For the last two years, Vu said she has been volunteering at Beacon Pointe Memory Care, working with elderly who are suffering from dementia and alzheimer’s. “It gives me a unique perspective on the world,” she said.
A nurse once told her to imagine putting her hand in a bowl of unpopped popcorn kernels — that, she said, is how things sometimes feel for people suffering from Alzheimer’s. Vu is interested in the medical field and wants to learn more about the human brain and understand how diseases like Alzheimer’s take hold.
Though Vu volunteers at Beacon Pointe each Saturday, she said the residents don’t remember her. “I have to reintroduce myself each time, but I don’t mind. It’s like telling a story over and over again.”
Living on opposite coasts of the United States means Vu can only visit her grandparents a couple times a year in California. Missing her grandparents was one of the factors which led Vu to Beacon Pointe. “I wanted to hang out with the elderly,” she said — a familiar sentiment for anyone who has ever missed a grandparent.
Vu is considering medical programs at colleges in the Northeast and in California. Tufts and Northeastern are a few schools on her list. She has also visited Stanford and UC Berkeley while visiting her grandparents in California. While she is fairly committed to pursuing medicine, she said she didn’t “want to put anything in stone.”
Q & A with Jen Vu:
Q: Do you have a favorite movie or book? Why?
A: Brave New World by Huxley. It offers a unique approach to science and technology. We have to be cautious with technology. My favorite movie is Inside Out, which I just saw with my sister. I admire [Pixar’s] approach on tackling the psychological. [The character] Joy tells everyone to be happy, but you learn, I learned, that emotions can’t be suppressed. There needs to be a balance.
Q: What’s your biggest challenge?
A: Moving from place to place. Learning to adapt to different cultures and traditions. Finding my place in society and who I want to be.
Q: We all feel the crunch of time. I imagine you’ve experienced that, too. What would you do if you had an extra hour in the day?
A: I’d learn how to cook or bake. I’d like to be able to recreate the different foods and pastries that remind me of my childhood.
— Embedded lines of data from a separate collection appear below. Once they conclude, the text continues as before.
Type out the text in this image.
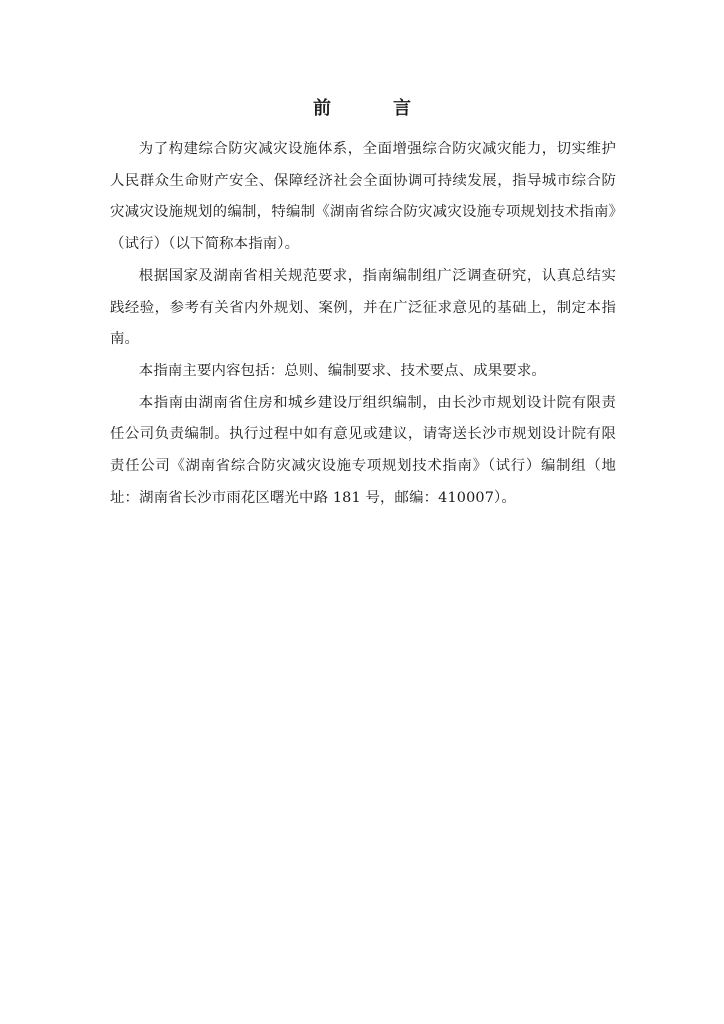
前　言

为了构建综合防灾减灾设施体系，全面增强综合防灾减灾能力，切实维护人民群众生命财产安全、保障经济社会全面协调可持续发展，指导城市综合防灾减灾设施规划的编制，特编制《湖南省综合防灾减灾设施专项规划技术指南》（试行）（以下简称本指南）。

根据国家及湖南省相关规范要求，指南编制组广泛调查研究，认真总结实践经验，参考有关省内外规划、案例，并在广泛征求意见的基础上，制定本指南。

本指南主要内容包括：总则、编制要求、技术要点、成果要求。

本指南由湖南省住房和城乡建设厅组织编制，由长沙市规划设计院有限责任公司负责编制。执行过程中如有意见或建议，请寄送长沙市规划设计院有限责任公司《湖南省综合防灾减灾设施专项规划技术指南》（试行）编制组（地址：湖南省长沙市雨花区曙光中路 181 号，邮编：410007）。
In Singapore, there were cookies in the shape of sunflowers. In Germany, we had these jelly-filled donuts. Dunkin Donuts doesn’t compare.
Q: Who or what has had the greatest influence on who you are today?
A: My family has kept me going. We’ve moved as a unit for as long as I can remember. They have helped me understand I’m an individual in society and I don’t have to conform to any norms.
Q: Who’s your favorite teacher and why?
A: Most of my favorites have come from either math or science. My chemistry teacher, Mrs. Galarneau has this contagious love of chemistry. She made you like science. I hope to possess that [quality] one day.
Q:What do you think of the presidential candidates this election year?
A: I don’t think I’m armed with enough knowledge to form an opinion on who should be our next leader.
Q: If you could travel anywhere, where would you go?
A: I’d retrace the journey of my childhood and experience everything again.
Q: If you could meet anyone (a musician, actor, athlete, family member or historical figure) who would it be?
A: Elizabeth Blackwell, the first woman to graduate from medical school. Especially when the field was dominated by men. She was a powerful voice for women. I’d like to ask her about her role in society as a woman.